Joe Maddon: 5 Things You May Not Know About Tampa Bay Rays Manager
Ever since the Rays' magical season back in 2008, it became clear that skipper Joe Maddon was someone special. Since taking over the Rays' head coaching spot in 2006, Maddon has emerged as one of baseball's best managers.
He helped turn a franchise around, transforming the Tampa Bay Rays from the league's laughingstock into one of the most respected teams in baseball.
His unconventional style of coaching baseball and his unique paths to success make Maddon one of Major League Baseball's most interesting and colorful personalities.
The guy is simply not your average Joe.
Although baseball fans are pretty familiar with a lot of Maddon's achievements throughout his career, there are some facts that are not well known about Joe.
Let's take a look at five things you may not have known about Maddon.
Passion for Cycling
Throughout his whole big league coaching career, cycling has been one of Maddon's passions away from the game.
Biking along the bay near his Tampa Bay home has been part of Maddon's weekly routine, as well is his main source of exercise.
Two years ago, Maddon said he rode his bike anywhere from 60-100 miles per week. At 58 years old, Maddon is committed to taking care of his body and staying in shape.
Besides getting his needed exercise from his bike rides, Maddon also benefits mentally from cycling.
He says it helps manage the stress of being a big league manager, and even helps him think of creative ideas.

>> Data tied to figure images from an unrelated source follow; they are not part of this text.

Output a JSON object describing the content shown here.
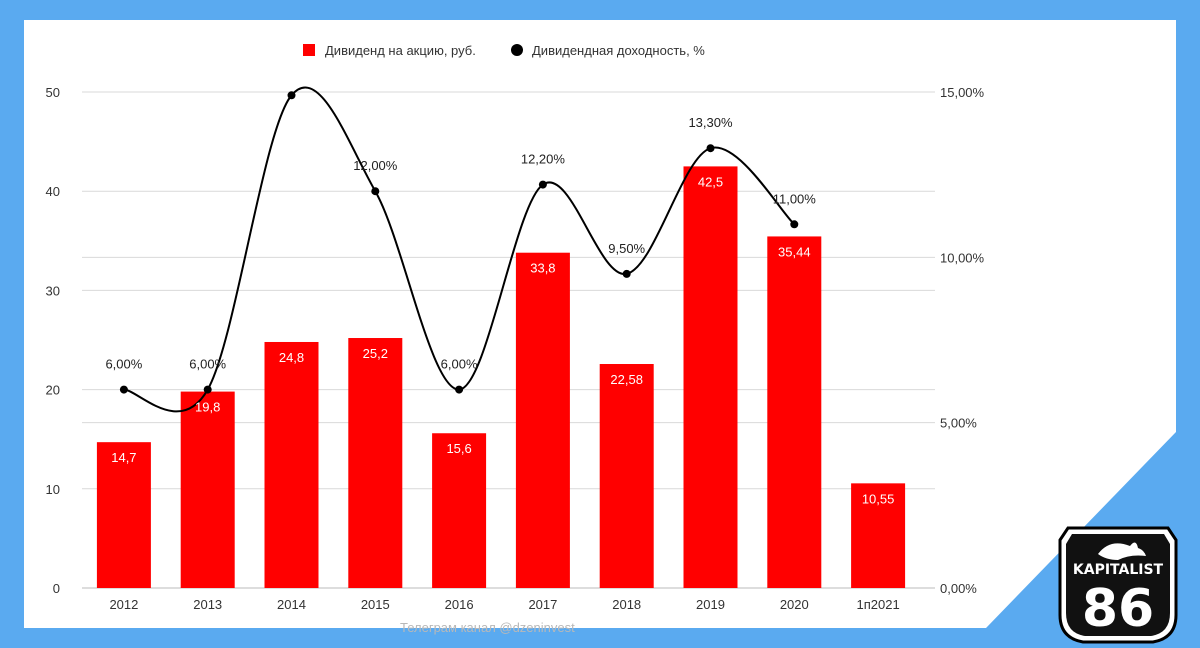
{
  "chart_data": {
    "type": "bar",
    "categories": [
      "2012",
      "2013",
      "2014",
      "2015",
      "2016",
      "2017",
      "2018",
      "2019",
      "2020",
      "1п2021"
    ],
    "series": [
      {
        "name": "Дивиденд на акцию, руб.",
        "type": "bar",
        "axis": "left",
        "color": "#ff0000",
        "values": [
          14.7,
          19.8,
          24.8,
          25.2,
          15.6,
          33.8,
          22.58,
          42.5,
          35.44,
          10.55
        ],
        "labels": [
          "14,7",
          "19,8",
          "24,8",
          "25,2",
          "15,6",
          "33,8",
          "22,58",
          "42,5",
          "35,44",
          "10,55"
        ]
      },
      {
        "name": "Дивидендная доходность, %",
        "type": "line",
        "axis": "right",
        "color": "#000000",
        "smooth": true,
        "values": [
          6.0,
          6.0,
          14.9,
          12.0,
          6.0,
          12.2,
          9.5,
          13.3,
          11.0,
          null
        ],
        "labels": [
          "6,00%",
          "6,00%",
          "",
          "12,00%",
          "6,00%",
          "12,20%",
          "9,50%",
          "13,30%",
          "11,00%",
          ""
        ]
      }
    ],
    "left_axis": {
      "min": 0,
      "max": 50,
      "ticks": [
        "0",
        "10",
        "20",
        "30",
        "40",
        "50"
      ]
    },
    "right_axis": {
      "min": 0,
      "max": 15,
      "ticks": [
        "0,00%",
        "5,00%",
        "10,00%",
        "15,00%"
      ]
    },
    "grid": true,
    "legend": {
      "position": "top",
      "items": [
        "Дивиденд на акцию, руб.",
        "Дивидендная доходность, %"
      ]
    },
    "watermark": "Телеграм канал @dzeninvest"
  },
  "logo": {
    "top_text": "KAPITALIST",
    "number": "86"
  }
}
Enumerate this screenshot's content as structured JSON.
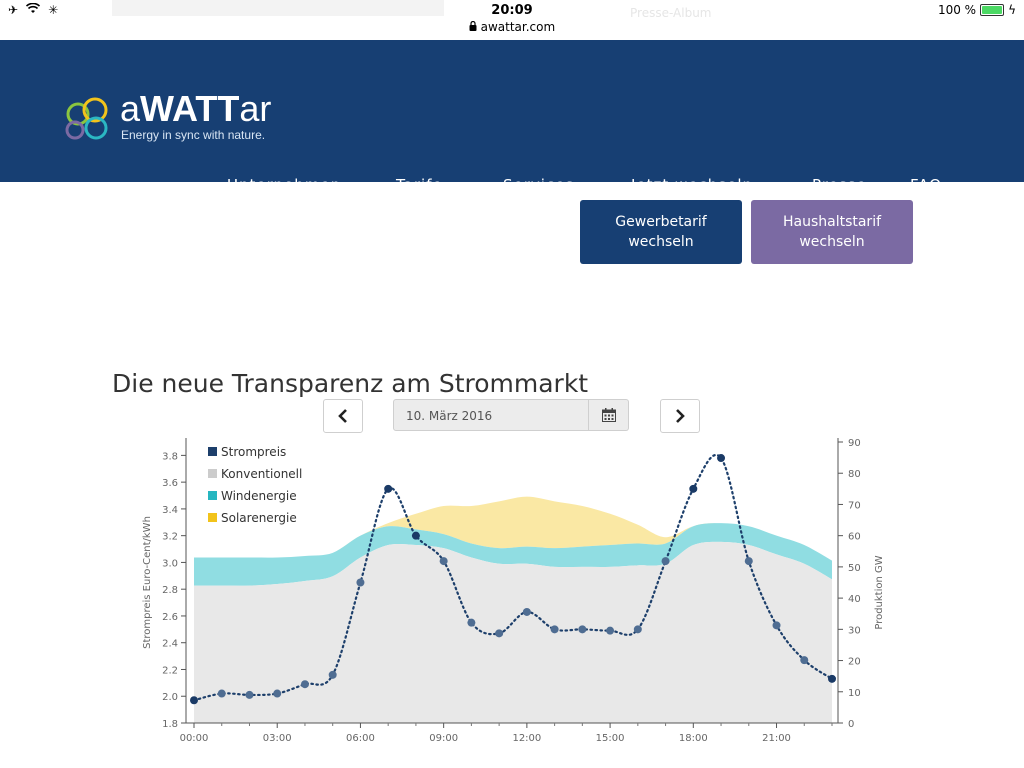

The "9=8" slogan, which Maddon made famous after clinching the playoffs for the first time in franchise history, was actually thought of during one of his bike rides.
Previous Coaching and World Series Ring
Before joining the Rays as manager in 2005, Maddon did have some MLB coaching experience.
In his final of 31 years serving the Angels' organization, Maddon won a World Series Championship as the bench coach of the 2002 Anaheim Angels.
Maddon learned a lot under current Angels' manager Mike Scioscia during his years as a coach in Anaheim.
Being one of baseball's elite managers, Scioscia's teachings have definitely been influential in Maddon's success with the Rays.
Besides Maddon's 21st-century experiences in Anaheim, Maddon had many years of coaching pro baseball before that. He managed Angels minor league clubs for six seasons, from 1981-1986. He also managed 51 games for the Angels at the Major League level during the 90s, all as an interim.
After leaving the Angels following the 2002 season, Maddon became a manager possibility for teams seeking a skipper.
Before the 2004 season, Maddon was considered one of the leading candidates to get the managing job for the Boston Red Sox. The job went to Terry Francona instead, and Maddon signed with the Rays a year later.
Professional Playing Career
Obviously, Joe Maddon will never be remembered for his brief career as a baseball player.
His professional playing career was not much of a success story, which is why most people are not familiar with it at all.
Maddon was signed by the California Angels as a free agent in 1975, after graduating from Lafayette College.
He spent four seasons in the Angels' minor league system as a catcher from 1976-1979 before becoming a scout and manager for the organization. He played for the Quad Cities Angels, the Salinas Angels and the Santa Clara Padres. All three teams are Class-A clubs.
Maddon's career statistics include a career .267 batting average and no more than five home runs through 514 total at-bats.
Maddon is one of only a few active Major League managers who have never played a game in the big leagues.
Not a lot happened for the Rays during the summer of 2007, but Maddon will always remember it for a different reason.
When the Rays were on a road trip to Colorado four years ago, Joe Maddon became engaged.
He proposed to his girlfriend Jaye Sousoures that June, and they would marry a year later.
Maddon had his wedding in November of 2008, just a couple weeks after the conclusion of the Rays' memorable pennant-winning season.
Besides putting his hard work into his baseball club, Maddon also does a lot for the community.
Back in 2006, Maddon started an annual event called Thanksmas in order to help the Tampa Bay area's needy during the holiday season.
Every year between Thanksgiving and Christmas, Joe Maddon and a group of Rays employees prepare traditional meals for the homeless citizens of the Bay area.
The main point of Thanksmas is to raise awareness for the growing homelessness issue in Tampa Bay, as well as raising money for the Salvation Army charities.
After six years of community service, Maddon has created one of the most effective charitable programs in the Tampa Bay area.
This last Thanksmas was probably the most successful ever, as $4,000 in donations was given to each of the three Salvation Army centers near Tampa Bay.